В первое время ее выздоровления Иосэф довольно часто навещал свою невесту; но, выведенный из себя ледяным равнодушием, которое она неизменно выказывала ему, он как-то упрекнул ее тем, что она выставляет напоказ свою холодность к будущему мужу.

– Ты, кажется, забыл, что я отдала тебе свою руку только за жизнь любимого человека! – ответила Хишелат, смерив его презрительным взглядом. – Вне этого условия у дочери фараона Апопи нет ничего общего с презренным рабом, которого он, на горе свое и народа, вытащил из грязи. Избавь же меня от смешных упреков; я продала тебе свою личность и права, связанные с ней, – и будь доволен. Хотя ты и маг, но будущее покажет еще: допустит ли тебя небесный гнев воспользоваться всем этим!

Иосэф вышел от нее в ярости и с тех пор делал своей невесте только официальные визиты. Кроме того, дела правления совершенно поглощали все его время; упорно и энергично шел он к осуществлению своей цели – перешагнуть последнее препятствие, отделявшее его от трона.

Слабый фараон, окончательно порабощенный своим грозным любимцем, был ослеплен мыслью видеть свою дочь на троне и дал свое согласие на то, чтобы Иосэф был провозглашен наследником короны. Этот важный политический акт Апопи со своим будущим зятем отложили до дня свадьбы, которая должна была отпраздноваться с подобающим великолепием.

Однако, как всегда, через приближенных к фараону, через его родню или высших сановников, слухи о возвышении Адона проникли в город, и понятно, что перспектива почитать бывшего Потифарова раба наследником престола будила весьма разнообразные чувства. Более чем когда-либо надменный, Иосэф не обращал внимания на ту удушливую, тяжелую, грозовую атмосферу, которая, как свинцовая туча, нависла над Танисом.

Нищета и голод вызвали эпидемию, свирепствовавшую в народе; почерневшие и раздувшиеся трупы несчастных валялись по улицам и дорогам. Никогда еще тайная работа храмов не достигала таких громадных размеров; младшие жрецы, снабженные провизией и лекарствами, рыскали по городу и селениям, врачуя и подавая милостыню детям, женщинам и старикам; здоровое и молодое население исчезало из окрестностей и незаметно собиралось в беднейших кварталах Таниса, населенных египтянами. И везде эти доброхотные благодетели, врачуя немощных, раздавая пищу голодным, нашептывали втихомолку, что настоящие страдания являются наказанием народу Кеми за его апатию и подчинение нечистому чужеземцу, и что если представится случай, следует сбросить постыдное иго. Чтобы вернуть благоволение бессмертных, каждый должен жертвовать своей жизнью и всем, что у него осталось.

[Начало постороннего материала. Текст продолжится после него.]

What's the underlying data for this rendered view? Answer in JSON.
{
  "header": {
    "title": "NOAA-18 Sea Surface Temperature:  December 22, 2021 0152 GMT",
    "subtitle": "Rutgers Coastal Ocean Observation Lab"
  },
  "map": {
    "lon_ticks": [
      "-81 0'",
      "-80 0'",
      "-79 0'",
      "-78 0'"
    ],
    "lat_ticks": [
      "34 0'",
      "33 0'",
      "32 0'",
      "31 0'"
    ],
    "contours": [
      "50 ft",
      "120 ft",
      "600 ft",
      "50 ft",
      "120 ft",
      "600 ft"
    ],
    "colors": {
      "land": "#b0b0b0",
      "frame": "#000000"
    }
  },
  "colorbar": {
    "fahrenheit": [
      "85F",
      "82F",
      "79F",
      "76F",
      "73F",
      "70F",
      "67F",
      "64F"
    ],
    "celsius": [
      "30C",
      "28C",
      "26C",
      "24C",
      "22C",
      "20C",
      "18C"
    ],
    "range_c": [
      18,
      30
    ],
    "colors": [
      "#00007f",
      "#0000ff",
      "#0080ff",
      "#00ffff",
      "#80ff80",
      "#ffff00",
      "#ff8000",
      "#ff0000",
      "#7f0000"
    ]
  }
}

В пределах священной ограды храмов, в громадных подземельях и пустовавших амбарах также кишмя кишела больная или здоровая голытьба, доведенная до отчаяния голодом и на все готовая. Здесь почтенные отцы держали другую речь своим оборванным гостям, высказывая громко, что пора же, наконец, положить предел этому невыносимому положению, что государственные житницы ломятся от хлеба, которого хватило бы на прокормление всей страны, по крайней мере, в течение двух лет; надо только овладеть добром, принадлежащим Египту и сынам его, а не смотреть, как им откармливают нечистых «Шасу»; ведь они не оплачивают, как египтяне, своей свободой и последним достоянием каждый кусок хлеба, а «пес смердящий», именем Адон, не морит их голодом.

Но час освобождения близок: небесные светила, видения и пророчества – все предвещает его; надо быть только готовым, чтобы действовать в решительную минуту. От таких речей изнуренные лица загорались лихорадочным возбуждением, в глазах сверкал дикий фанатизм; они вставали и разминали свои члены, пробуя, достаточно ли окрепли их мускулы, чтобы натянуть лук или задушить «Шасу», который попадется под руку.

И вот, как раз в то время, когда Иосэф уже полагал, что несчастный народ настолько обессилен и пал духом, что не способен предпринять что-либо против правительства, враги его приготовили в тиши и отточили ужасное оружие, которое только и ждало решительной минуты, чтобы быть пущенным в дело.

Впрочем, в это время Иосэф втайне принимал самые энергичные меры против опасности, угрожавшей с другой стороны. Один из шпионов, которые были рассыпаны повсюду, принес ему из Фив известие о небесных явлениях, предвещавших изгнание «Шасу» и возвращение изобилия, о военных приготовлениях Таа III и небывалом энтузиазме, охватившем население Верхнего Египта. Ввиду грозившей ему войны, которая несомненно вызовет восстание всех египтян, подданных Апопи, Иосэф не потерялся, а энергично и быстро принял решительные меры к обороне. Гарнизоны Таниса и Мемфиса были удвоены; все предводители войск и коменданты городов получили собственноручные инструкции Иосэфа. Значительную часть своих сокровищ он передал в свое племя, которое получило приказание быть наготове к бегству в Аварис. Все это делалось втихомолку, в то время как официально шли приготовления к праздникам и увеселениям по случаю его свадьбы с Хишелат.

Тем не менее, вечно раздраженный Иосэф день ото дня становился суровее и, гордый предстоящим ему через несколько недель торжеством, казалось, пренебрегал всякой осторожностью. Два события, происшедшие в Танисе, особенно подчеркнули жестокость Иосэфа, и в частности его грубое насилие относительно жреческой касты; они могли бы также служить ему указанием, что струна народного долготерпенья чересчур уже натянута и готова лопнуть.

Первым был процесс товарищей Армаиса, обвиненных в заговоре на жизнь фараона; это были все молодые люди, принадлежавшие к знатнейшим семьям Египта. Двум из них удалось скрыться, но девять были схвачены и после жестокой пытки осуждены на смерть. Ужас и отчаяние охватили всех, но особливо потрясающее впечатление произвел этот приговор на старого Амени, первого иерограммата храма Изиды. Среди осужденных был его единственный сын, молодой человек 23 лет, которого он безумно любил как последнего ребенка, которого оставила ему судьба. Несчастный отец перепробовал все средства, чтобы спасти его; писал прошения к Апопи, валялся в ногах Адона, но все было напрасно; царь оставался глух, a Иосэф не тронулся мольбами и горем старика. Адон же при этом объявил, что по особой милости, ввиду его лет и жреческого достоинства не судили и его самого как отца цареубийцы.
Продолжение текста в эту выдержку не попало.